おいしいものを食べると幸せになります。ホッとしたり、元気が出たり…。でも、おいしすぎて困ることもあります。止めたいのに手が止まらなくなることも。そもそも「おいしさ」の基準は人それぞれ。どうやって決まるのでしょう? これが今回のテーマです。

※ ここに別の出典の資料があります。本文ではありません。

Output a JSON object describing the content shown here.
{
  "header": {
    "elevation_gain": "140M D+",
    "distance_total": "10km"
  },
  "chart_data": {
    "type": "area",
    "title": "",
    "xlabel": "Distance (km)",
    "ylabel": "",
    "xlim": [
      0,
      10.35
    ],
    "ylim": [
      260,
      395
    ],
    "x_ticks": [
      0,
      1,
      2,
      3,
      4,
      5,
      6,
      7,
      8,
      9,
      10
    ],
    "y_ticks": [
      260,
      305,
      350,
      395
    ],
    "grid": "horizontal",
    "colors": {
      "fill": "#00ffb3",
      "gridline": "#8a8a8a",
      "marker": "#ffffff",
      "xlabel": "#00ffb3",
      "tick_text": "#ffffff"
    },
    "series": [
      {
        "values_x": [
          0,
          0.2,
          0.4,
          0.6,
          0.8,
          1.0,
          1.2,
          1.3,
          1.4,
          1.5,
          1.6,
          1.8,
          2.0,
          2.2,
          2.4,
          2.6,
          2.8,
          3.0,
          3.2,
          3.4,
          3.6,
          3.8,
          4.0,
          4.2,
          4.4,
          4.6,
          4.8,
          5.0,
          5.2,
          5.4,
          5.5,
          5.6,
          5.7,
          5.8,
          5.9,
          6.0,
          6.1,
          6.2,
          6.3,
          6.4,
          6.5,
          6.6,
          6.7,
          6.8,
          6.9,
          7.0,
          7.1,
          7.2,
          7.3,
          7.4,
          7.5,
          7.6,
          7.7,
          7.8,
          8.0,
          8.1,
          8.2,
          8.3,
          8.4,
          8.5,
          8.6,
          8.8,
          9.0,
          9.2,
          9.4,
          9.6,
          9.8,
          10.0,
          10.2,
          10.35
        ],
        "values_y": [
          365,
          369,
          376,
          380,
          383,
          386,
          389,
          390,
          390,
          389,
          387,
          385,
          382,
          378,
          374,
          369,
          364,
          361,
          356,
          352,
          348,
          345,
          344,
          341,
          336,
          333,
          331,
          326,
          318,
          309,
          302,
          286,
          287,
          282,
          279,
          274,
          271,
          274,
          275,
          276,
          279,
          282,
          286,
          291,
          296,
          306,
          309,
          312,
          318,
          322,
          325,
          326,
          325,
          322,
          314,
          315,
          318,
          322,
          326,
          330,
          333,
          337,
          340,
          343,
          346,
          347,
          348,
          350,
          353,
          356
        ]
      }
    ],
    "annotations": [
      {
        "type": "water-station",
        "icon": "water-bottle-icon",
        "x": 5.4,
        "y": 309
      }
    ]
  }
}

だれにでも食べ物の好みがあるものだ。ある人が「おいしい!」と思うものを、ほかの人があまり好きじゃないのは、よくあること。食の嗜好という性質は、個人差がとても大きい。

ただ、考えてみるとこれは不思議な現象だ。だってほかの動物では、そこまで食の好みがブレないから。笹が嫌いなパンダなんて聞いたことないですよね? でも人間では、同じ甘いものでも好き嫌いが分かれる。

人間の食べ物の嗜好は、ほかの動物とは違うメカニズムで決まるのだろうか? そんな疑問を、京都大学大学院農学研究科教授の伏木亨さんに尋ねてみた。味覚と嗜好を研究する「おいしさの科学」の専門家だ。

「人間の食嗜好には、“生きる”という動物共通の目的だけではなく、“楽しむ”という側面があります。これが人生を豊かにする一方で、煩悩のように私たちを悩ませてもいるのです」。

へぇ~面白い話になりそうだ。伏木さんのガイドで「おいしさのしくみ」をみていこう。

本能的なおいしさ、人間特有のおいしさ

伏木さんによると、人間が「おいしい」と感じるしくみには4つのタイプがあるという。

(1)「生理的おいしさ」。これは、必要な栄養素を含む味をおいしいと感じるもので、すべての動物がこの性質を持つ。「例えば汗をかいたら塩味が欲しくなるような性質です」。脳の働きでいえば、視床下部のような本能と直結する部位の作用と考えられる。

これに対して、人間の大脳皮質が作り出す、ヒト特有のおいしさもある。それが(2)と(3)。

(2)は「文化的なおいしさ」。幼いころによく食べた味を好ましく感じるもので、海外滞在中に食べる和食がやたらおいしいと思うのが典型例。いわばお袋の味を好む性質だ。